E, para eles, nova tese: o mundo secular olha para o conclave com admiração, quase inveja. É como se os rituais da eleição papal —portas fechadas, sigilo absoluto, escolha colegial— fossem um bálsamo contra os ruidosos processos da política democrática.

Esse contraste piora em tempos de polarização extrema e de escolhas populares grotescas, como temos visto nos quatro cantos da Terra.

Ali, sob o mais belo teto pintado por mãos humanas, há tradição, solenidade, mistério. Para usar uma expressão célebre, o “desencantamento do mundo” não passou pela Santa Sé.

E, quando o eleito é apresentado ao povo, não há choro e ranger de dentes entre facções ou fiéis. Ninguém invade a Basílica de São Pedro para quebrar a “Pietà” de Michelangelo ou o Baldaquino de Bernini. Numa eleição papal, não há perdedores. A unidade simbólica entre o líder e o seu rebanho é imediata, como se viu quando Leão 14 apareceu ao público.

Por isso pergunto: até que ponto a atenção desmedida do mundo secular aos protagonistas e rituais da Igreja não revela, no fundo, o vazio cultural —e talvez até espiritual— desse mundo? Fumo branco para quem souber responder.

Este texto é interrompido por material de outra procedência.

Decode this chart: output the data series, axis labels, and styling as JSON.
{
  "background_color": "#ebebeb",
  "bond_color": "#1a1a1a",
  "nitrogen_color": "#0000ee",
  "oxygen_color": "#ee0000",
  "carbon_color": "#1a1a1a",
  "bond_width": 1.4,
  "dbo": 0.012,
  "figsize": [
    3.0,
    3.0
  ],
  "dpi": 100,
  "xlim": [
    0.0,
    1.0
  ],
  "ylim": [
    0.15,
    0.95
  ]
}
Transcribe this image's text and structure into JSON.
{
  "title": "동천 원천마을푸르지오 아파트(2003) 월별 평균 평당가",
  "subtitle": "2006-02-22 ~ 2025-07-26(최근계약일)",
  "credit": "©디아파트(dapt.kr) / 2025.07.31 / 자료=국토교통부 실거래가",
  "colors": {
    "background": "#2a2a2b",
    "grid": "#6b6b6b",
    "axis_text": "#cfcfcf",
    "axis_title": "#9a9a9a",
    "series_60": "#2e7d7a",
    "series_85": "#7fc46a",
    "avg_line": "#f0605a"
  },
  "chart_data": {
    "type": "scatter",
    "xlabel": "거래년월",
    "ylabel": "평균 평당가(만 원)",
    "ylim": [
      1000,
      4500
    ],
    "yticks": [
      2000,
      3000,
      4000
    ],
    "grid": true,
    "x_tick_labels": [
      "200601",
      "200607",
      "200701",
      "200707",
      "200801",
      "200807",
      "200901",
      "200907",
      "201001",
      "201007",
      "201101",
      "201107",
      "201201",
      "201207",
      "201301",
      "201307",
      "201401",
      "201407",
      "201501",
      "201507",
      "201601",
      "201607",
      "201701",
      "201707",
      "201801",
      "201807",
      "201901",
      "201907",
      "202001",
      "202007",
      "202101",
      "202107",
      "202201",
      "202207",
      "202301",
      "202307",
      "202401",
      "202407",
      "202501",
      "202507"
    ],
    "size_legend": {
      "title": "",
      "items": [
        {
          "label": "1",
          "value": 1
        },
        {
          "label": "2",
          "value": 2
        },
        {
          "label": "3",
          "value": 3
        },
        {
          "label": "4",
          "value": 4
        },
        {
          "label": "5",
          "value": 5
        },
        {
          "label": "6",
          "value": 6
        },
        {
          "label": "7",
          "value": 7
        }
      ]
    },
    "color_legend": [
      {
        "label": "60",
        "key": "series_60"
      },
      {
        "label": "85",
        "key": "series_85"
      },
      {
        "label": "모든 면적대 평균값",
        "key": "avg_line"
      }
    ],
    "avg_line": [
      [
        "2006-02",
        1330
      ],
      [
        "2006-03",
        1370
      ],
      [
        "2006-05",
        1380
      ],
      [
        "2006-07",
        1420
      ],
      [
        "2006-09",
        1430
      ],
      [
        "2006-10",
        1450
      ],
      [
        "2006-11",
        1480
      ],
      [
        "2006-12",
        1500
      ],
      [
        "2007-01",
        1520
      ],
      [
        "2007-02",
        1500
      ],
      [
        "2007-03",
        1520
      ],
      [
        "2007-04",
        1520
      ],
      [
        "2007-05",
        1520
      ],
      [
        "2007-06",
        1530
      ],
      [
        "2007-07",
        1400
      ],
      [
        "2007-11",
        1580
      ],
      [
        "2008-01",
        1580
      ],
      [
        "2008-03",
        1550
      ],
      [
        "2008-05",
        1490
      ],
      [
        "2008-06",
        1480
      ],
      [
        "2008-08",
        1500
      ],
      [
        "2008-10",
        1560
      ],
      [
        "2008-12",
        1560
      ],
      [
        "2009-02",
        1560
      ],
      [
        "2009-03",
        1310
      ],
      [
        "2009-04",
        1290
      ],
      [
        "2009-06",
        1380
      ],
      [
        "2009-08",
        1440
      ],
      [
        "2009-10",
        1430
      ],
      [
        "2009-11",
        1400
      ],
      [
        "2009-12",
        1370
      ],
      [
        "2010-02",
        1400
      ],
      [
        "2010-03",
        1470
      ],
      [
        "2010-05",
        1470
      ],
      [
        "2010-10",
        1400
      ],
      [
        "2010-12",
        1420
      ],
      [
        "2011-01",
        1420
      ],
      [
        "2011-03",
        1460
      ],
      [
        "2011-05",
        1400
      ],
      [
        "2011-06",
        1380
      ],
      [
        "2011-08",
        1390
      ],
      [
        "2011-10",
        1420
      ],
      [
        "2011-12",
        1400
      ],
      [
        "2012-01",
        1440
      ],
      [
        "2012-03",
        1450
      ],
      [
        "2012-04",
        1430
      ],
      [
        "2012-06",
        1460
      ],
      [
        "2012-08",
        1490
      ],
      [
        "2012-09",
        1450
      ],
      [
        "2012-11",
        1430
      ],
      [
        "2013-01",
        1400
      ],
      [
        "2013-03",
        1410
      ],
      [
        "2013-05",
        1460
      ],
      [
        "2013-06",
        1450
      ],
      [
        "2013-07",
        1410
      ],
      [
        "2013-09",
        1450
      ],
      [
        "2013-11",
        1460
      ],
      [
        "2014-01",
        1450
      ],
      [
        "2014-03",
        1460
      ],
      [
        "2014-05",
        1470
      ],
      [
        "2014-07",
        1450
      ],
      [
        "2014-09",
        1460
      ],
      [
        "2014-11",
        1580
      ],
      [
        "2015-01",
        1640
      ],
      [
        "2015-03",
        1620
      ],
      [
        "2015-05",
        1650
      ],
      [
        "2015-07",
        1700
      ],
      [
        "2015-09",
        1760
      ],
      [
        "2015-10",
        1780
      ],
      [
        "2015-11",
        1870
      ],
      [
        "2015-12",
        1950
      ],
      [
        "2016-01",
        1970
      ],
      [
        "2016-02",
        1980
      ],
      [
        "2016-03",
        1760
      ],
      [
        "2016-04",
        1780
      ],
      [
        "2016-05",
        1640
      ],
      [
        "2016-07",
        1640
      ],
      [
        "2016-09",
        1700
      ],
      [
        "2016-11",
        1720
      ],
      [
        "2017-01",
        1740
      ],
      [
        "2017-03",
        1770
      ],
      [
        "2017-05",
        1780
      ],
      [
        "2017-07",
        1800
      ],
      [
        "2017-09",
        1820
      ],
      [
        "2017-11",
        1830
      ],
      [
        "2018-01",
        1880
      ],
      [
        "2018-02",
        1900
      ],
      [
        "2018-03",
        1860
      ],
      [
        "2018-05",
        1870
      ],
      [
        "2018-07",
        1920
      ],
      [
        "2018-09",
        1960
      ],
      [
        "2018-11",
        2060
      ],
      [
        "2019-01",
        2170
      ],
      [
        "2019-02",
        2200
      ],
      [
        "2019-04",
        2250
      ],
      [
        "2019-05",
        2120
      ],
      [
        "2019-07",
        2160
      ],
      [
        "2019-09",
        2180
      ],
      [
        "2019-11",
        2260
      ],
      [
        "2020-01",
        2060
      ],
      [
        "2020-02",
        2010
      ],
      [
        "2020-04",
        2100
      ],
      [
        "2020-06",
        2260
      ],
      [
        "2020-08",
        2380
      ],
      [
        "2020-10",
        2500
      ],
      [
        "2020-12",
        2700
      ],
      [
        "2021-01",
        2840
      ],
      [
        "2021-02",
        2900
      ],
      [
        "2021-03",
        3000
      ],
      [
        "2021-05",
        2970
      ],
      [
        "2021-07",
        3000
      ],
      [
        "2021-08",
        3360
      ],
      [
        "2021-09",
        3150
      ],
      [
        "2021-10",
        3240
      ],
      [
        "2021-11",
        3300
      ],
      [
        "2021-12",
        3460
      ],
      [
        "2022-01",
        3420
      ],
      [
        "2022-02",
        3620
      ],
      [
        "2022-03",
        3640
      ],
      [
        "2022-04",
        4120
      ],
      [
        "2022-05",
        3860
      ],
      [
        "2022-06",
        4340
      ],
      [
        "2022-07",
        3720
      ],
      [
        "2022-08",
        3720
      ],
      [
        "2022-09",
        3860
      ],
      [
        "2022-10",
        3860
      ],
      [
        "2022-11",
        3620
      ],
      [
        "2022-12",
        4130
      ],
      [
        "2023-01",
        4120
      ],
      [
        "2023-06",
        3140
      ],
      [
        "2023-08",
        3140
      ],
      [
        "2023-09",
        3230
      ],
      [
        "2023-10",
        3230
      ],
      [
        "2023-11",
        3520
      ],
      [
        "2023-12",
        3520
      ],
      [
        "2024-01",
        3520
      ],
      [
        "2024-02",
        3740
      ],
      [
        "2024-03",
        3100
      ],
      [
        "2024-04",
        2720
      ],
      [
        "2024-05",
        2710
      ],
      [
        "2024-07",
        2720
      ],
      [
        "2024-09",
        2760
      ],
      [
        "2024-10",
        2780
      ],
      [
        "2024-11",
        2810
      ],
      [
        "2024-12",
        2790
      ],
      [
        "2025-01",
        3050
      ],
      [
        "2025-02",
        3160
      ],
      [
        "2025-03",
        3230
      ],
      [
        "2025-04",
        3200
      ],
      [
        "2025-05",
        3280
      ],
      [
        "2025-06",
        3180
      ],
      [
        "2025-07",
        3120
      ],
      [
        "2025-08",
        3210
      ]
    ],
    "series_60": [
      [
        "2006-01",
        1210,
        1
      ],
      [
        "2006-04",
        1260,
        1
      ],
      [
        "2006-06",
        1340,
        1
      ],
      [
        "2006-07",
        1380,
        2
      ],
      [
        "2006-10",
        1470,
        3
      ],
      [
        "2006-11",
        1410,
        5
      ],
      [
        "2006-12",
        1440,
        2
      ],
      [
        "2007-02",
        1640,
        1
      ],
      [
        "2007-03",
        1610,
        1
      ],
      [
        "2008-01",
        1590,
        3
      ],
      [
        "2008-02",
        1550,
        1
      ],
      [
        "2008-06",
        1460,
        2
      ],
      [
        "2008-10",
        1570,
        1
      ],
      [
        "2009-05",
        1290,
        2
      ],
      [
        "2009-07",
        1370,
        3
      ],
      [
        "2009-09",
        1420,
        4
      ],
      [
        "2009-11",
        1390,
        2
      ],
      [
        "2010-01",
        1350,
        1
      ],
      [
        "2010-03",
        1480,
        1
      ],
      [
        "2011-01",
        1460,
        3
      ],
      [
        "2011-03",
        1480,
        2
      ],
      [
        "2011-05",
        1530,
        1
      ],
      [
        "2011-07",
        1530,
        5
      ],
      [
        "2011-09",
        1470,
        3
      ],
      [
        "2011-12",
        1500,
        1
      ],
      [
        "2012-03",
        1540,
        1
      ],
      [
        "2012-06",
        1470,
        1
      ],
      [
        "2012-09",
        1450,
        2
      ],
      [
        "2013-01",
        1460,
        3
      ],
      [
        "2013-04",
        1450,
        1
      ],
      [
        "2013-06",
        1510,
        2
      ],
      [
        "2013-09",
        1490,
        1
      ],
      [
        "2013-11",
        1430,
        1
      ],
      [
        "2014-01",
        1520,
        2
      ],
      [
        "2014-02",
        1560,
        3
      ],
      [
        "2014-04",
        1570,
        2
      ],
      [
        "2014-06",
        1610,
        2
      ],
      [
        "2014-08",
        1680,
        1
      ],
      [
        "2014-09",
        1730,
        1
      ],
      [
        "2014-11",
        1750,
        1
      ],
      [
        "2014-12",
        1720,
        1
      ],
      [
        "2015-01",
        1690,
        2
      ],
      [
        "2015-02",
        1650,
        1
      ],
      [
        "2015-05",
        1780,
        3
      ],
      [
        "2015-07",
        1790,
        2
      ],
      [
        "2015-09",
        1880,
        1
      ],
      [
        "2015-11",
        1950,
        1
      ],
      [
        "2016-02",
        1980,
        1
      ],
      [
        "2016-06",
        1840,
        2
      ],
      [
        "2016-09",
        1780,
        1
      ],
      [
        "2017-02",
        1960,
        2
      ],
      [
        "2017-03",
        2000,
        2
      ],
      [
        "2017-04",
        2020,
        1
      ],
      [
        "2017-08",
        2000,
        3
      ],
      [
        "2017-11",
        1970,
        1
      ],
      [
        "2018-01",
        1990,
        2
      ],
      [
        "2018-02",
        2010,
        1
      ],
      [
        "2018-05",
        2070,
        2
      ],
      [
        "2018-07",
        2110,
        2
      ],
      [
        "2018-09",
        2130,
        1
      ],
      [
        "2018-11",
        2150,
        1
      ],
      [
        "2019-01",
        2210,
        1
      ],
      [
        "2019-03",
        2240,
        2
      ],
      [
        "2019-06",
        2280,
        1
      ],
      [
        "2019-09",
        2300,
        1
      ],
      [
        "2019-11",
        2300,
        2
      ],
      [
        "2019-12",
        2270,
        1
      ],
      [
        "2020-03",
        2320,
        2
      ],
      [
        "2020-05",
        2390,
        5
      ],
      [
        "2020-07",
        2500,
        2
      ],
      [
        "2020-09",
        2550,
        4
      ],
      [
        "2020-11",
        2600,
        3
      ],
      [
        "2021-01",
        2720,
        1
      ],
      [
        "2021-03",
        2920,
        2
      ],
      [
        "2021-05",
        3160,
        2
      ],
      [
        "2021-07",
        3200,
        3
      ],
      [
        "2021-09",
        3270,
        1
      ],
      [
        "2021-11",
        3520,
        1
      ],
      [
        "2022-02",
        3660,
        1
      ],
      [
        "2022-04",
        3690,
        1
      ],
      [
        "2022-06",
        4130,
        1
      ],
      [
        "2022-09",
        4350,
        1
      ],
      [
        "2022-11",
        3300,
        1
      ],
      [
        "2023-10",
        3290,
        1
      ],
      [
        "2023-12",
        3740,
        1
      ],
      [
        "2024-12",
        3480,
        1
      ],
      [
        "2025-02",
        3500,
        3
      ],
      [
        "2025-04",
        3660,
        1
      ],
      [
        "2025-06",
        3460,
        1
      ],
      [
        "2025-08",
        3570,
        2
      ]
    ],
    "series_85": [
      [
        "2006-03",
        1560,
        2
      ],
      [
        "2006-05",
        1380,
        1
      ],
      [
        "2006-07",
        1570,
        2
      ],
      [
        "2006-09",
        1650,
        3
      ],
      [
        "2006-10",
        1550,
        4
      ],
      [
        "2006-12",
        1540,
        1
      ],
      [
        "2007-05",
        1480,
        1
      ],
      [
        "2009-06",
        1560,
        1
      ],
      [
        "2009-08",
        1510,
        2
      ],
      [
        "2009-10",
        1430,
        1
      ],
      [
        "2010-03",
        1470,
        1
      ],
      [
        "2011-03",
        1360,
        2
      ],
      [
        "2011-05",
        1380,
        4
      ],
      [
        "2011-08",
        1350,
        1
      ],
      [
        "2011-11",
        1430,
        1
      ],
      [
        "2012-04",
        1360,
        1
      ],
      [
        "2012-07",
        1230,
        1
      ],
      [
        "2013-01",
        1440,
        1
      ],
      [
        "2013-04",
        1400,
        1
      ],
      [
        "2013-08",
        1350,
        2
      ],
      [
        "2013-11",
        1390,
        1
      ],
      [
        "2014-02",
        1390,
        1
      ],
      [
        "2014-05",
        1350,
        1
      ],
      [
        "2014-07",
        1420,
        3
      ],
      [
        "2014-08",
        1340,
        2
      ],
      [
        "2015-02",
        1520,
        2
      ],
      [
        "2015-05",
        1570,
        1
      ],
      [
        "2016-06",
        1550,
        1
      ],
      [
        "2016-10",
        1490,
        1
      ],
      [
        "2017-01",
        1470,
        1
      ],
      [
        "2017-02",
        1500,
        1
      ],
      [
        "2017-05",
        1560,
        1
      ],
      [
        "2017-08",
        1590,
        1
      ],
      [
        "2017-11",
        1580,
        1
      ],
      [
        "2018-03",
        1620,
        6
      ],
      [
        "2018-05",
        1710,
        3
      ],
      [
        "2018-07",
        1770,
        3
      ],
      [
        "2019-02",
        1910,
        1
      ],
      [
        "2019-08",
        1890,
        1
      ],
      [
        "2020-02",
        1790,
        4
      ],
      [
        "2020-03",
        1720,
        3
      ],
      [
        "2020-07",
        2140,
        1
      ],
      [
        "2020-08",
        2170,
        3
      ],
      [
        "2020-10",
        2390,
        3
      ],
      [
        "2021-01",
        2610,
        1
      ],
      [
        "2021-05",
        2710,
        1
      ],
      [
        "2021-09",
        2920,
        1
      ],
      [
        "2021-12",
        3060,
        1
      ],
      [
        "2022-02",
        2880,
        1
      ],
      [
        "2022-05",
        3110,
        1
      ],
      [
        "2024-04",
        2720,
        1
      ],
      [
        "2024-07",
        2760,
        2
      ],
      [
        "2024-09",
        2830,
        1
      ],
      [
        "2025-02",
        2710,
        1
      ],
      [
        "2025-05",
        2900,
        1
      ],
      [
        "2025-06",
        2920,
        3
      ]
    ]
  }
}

Calma, leitor ansioso: serei o último a defender um retorno aos tempos do Sacro Império Romano-Germânico, quando o imperador era escolhido por métodos semelhantes. Não troco a soberania popular e a transparência dos seus processos decisórios por nada. A democracia liberal é um avanço, não um retrocesso, ainda que aumente o número daqueles que a repudiam.

Além disso, concordo com Marianne Rozario, pesquisadora da Universidade St Andrews, sobre as distorções midiáticas e políticas que se criaram durante o conclave: a Deus o que é de Deus e a César o que é de César. Falar de cardeais conservadores ou progressistas é uma imposição absurda de conceitos políticos mundanos a um universo onde a doutrina, o consenso e a transcendência têm importância capital.

Esse desatino continua com o novo papa. É de esquerda? É de direita? Será um firme opositor de Donald Trump, seu compatriota maligno?

É o que eu digo: se os democratas americanos não fazem o seu papel (e não fazem), eles esperam que seja o papa a lutar contra o anticristo. E por que não?

Leão 14 pode ser uma referência a Leão 13, o “papa dos trabalhadores”, o autor do “Rerum Novarum” (1891), o obreiro intelectual da doutrina social da Igreja. Mas também pode ser uma referência ao primeiríssimo dos Leões, Leão Magno, que conseguiu travar Átila, o Huno, e seus instintos destrutivos contra Roma. Nessa chave interpretativa, Trump é o novo Átila. Não é delírio, leitor. Juro que já li algures.

Nossas cabeças estão cheias de política, de má política, como se a ideologia tivesse colonizado todos os cantos da nossa cabeça, ou da nossa alma. Também aqui persistimos no erro de ter as ideias fora do lugar.